Maybe the one in Hell asks for specific dates, credit card numbers, etc.
And note that the one for Heaven is on a clipboard. The one in Hell is on-line, which sounds much better — they don't have a box of golf pencils on the counter — until you notice that the bar at the top which tells how far you've gotten in the process is calibrated for Eternity and never actually moves.

And, speaking of infernal systems, I'm not convinced Keef understands how the business works.
Regular printer companies don't sell printers. They sell ink. The printers are simply the tools with which people piss away the ink so that they need to buy more.
Similarly, I would assume that 3D printer companies are in the business of selling … goop. Whatever you call the plastic stuff that goes in them.
Nobody in a Gold Rush gets rich by finding gold. The guys who get rich in a Gold Rush do so by selling shovels and maps.

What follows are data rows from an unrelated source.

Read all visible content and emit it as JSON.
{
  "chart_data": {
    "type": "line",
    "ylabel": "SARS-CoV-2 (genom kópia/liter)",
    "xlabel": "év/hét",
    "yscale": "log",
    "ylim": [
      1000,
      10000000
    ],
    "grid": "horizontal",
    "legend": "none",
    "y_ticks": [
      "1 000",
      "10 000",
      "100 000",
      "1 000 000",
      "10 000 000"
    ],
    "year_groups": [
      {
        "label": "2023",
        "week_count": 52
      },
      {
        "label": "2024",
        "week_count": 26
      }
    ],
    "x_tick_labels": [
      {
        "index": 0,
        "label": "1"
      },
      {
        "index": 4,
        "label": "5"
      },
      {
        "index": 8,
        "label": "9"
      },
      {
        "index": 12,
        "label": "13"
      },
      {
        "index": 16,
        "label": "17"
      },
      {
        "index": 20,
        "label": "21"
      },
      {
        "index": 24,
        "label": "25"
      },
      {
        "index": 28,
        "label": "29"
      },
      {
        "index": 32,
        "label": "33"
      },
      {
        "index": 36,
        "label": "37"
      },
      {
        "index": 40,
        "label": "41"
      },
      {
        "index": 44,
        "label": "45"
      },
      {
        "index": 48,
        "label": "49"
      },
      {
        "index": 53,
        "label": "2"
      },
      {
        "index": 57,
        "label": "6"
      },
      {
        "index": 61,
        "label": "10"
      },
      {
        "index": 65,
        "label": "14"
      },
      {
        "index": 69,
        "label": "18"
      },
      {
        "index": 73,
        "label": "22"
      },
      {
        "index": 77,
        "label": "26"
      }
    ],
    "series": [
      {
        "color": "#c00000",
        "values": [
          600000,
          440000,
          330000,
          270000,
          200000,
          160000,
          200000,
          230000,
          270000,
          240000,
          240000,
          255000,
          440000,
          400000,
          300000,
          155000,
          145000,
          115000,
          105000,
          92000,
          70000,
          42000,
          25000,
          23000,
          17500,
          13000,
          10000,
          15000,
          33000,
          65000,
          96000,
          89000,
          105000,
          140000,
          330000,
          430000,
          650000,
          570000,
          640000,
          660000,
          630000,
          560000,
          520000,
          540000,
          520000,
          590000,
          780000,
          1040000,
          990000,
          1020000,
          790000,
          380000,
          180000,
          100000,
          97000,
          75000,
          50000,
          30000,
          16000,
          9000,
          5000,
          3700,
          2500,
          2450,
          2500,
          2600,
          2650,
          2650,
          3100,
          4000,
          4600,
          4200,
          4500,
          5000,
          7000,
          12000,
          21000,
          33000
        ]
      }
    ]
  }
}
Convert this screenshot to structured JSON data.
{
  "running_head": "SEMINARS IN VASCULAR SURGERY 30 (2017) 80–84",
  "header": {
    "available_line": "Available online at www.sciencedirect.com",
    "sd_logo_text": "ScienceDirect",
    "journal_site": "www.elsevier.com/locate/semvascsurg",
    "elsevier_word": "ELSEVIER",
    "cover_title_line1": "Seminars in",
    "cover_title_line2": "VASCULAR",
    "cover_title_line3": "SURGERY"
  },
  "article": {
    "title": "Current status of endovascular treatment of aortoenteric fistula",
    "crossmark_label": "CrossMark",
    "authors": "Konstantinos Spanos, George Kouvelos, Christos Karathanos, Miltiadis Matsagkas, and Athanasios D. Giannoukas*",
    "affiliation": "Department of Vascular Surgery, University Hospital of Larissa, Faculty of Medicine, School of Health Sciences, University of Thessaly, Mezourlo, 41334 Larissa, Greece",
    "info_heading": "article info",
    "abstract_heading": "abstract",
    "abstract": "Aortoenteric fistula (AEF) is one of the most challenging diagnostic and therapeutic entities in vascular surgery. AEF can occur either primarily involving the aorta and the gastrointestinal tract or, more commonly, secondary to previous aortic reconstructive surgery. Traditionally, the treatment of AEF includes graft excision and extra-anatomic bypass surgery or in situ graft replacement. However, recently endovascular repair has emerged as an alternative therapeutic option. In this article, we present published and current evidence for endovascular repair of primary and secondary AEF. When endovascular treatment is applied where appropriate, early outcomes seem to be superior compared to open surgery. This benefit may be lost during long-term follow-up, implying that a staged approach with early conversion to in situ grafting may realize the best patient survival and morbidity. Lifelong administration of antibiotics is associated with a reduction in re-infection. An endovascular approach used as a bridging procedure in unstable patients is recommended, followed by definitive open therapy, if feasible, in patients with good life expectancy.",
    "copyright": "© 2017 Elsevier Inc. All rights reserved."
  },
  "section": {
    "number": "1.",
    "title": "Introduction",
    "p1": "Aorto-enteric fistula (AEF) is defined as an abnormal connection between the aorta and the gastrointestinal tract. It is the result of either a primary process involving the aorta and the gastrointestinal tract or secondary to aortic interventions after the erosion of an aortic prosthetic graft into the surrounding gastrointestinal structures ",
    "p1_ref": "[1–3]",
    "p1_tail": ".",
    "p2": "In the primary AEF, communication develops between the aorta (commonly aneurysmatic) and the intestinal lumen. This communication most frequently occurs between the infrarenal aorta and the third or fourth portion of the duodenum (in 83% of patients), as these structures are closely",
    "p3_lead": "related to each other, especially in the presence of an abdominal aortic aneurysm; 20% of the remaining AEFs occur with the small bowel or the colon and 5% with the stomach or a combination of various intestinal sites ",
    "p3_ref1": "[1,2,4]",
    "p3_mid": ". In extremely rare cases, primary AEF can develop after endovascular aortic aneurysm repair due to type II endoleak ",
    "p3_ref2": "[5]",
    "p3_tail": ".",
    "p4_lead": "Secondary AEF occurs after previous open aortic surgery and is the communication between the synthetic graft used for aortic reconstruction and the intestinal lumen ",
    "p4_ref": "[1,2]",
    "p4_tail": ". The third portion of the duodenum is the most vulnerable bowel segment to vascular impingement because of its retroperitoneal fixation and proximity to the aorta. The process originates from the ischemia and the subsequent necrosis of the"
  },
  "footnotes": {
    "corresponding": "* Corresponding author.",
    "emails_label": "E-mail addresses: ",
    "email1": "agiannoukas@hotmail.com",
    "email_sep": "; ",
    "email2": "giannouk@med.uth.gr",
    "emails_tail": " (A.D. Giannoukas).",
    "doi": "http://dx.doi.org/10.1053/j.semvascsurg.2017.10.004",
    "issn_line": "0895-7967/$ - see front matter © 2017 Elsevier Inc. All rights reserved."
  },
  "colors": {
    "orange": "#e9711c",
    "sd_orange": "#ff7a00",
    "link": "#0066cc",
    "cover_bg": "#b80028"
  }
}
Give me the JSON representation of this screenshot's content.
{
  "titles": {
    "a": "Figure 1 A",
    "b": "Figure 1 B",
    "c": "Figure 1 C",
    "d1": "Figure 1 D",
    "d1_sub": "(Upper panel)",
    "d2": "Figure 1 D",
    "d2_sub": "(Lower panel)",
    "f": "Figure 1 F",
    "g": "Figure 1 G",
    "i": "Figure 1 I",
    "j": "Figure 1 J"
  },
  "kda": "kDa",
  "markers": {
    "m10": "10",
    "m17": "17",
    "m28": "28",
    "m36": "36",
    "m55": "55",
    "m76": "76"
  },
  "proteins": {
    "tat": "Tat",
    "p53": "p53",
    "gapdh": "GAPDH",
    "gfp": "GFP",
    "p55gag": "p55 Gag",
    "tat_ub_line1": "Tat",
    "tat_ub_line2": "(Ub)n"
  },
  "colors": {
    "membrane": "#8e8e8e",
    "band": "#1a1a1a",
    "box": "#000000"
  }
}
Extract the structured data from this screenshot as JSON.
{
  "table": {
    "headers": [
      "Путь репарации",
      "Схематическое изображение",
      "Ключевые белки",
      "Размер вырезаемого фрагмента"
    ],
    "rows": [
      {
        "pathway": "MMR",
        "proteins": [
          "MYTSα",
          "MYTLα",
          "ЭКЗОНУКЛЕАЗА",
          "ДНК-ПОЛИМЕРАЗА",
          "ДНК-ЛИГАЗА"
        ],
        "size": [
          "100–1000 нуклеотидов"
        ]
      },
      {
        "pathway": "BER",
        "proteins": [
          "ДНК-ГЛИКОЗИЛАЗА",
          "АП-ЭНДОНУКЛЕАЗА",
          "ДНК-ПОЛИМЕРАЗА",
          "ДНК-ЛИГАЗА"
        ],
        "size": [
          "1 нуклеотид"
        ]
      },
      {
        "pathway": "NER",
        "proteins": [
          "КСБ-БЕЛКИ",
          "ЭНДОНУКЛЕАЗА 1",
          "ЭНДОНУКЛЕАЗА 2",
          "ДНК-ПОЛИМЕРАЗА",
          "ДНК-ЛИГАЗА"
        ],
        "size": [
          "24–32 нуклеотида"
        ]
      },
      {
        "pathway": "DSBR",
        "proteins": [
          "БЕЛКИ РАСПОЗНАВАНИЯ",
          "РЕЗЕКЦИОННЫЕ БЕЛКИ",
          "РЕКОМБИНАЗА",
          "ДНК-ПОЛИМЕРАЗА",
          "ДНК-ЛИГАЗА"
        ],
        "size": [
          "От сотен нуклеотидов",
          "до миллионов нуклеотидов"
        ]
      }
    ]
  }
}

And, in today's Buckets, Greg Cravens suggests that you can simply figure it all out from the comfort of your Barcalounger, if you apply a little thought to what you're seeing.
And, y'know, strip away all the fun, romance and intrigue.
There should be a Spoilsport Index, with simple practicality — the money is in the goop, not the printer — at the bottom, and true, nasty spoilsporting like this much closer to the top.
Then again, there is spoilsporting and there is media literacy, and, while you don't have to blurt out the truth about Santa and the Easter Bunny as soon as they enter your kid's consciousness, there is a point where you have to set the little tyke straight, for his own future and that of the nation.

Particularly when, as today's Andertoons suggests, there are so many predators poised to exploit your kids, and you.
A few Paperbag Princesses and Fiona Shreks sneak through the net, but there is a huge industry based on the idea that you can still have all the fantasy benefits of being beautiful and privileged and superficially special, as long as you maintain that cocked-eyebrow consciousness with which Pixar artists offset the insipid generic sameness of their female characters.
There was, initially, a lot of fury when feminism was co-opted by Virginia Slims, though it seemed equally divided over the preservation of the super-skinny super-model image, the encouragement to tempt cancer and the trivialization of women's history.
We seem to have gotten over it.

We've gotten over a lot of things that required you to look behind the curtain.
Donald Trump has been repeatedly attacked for having taken a student deferment when he was a student, which, at the time, was simply what about a third of young men in that age group did but which now turns out to have been draft-dodging.
That would likely come as news to the many who, following graduation, went into the armed forces and served, like Lt. Jeff Danziger who racked up a Bronze Star and an Air Medal in Vietnam.
And who might possibly have given Trump a pass on the Bad History issue of "taking four student deferments" if the damn fool had simply kept his mouth shut.
Someone once said of Andrew Jackson that, when ol' Andy talks about hangin', you'd better start lookin' for rope. Well, when the topic is Vietnam, don't expect to get a lot of slack from Jeff Danziger.
Juxtaposition of the Today I Settle All Family Business
Today's comics section seems to include a lot of clean-up work and clearing of decks over at King Features.
Probably a good time to add some strips to your daily menu, since renewal appears to be on the not-too-distant horizon for this crew and who knows what other strips?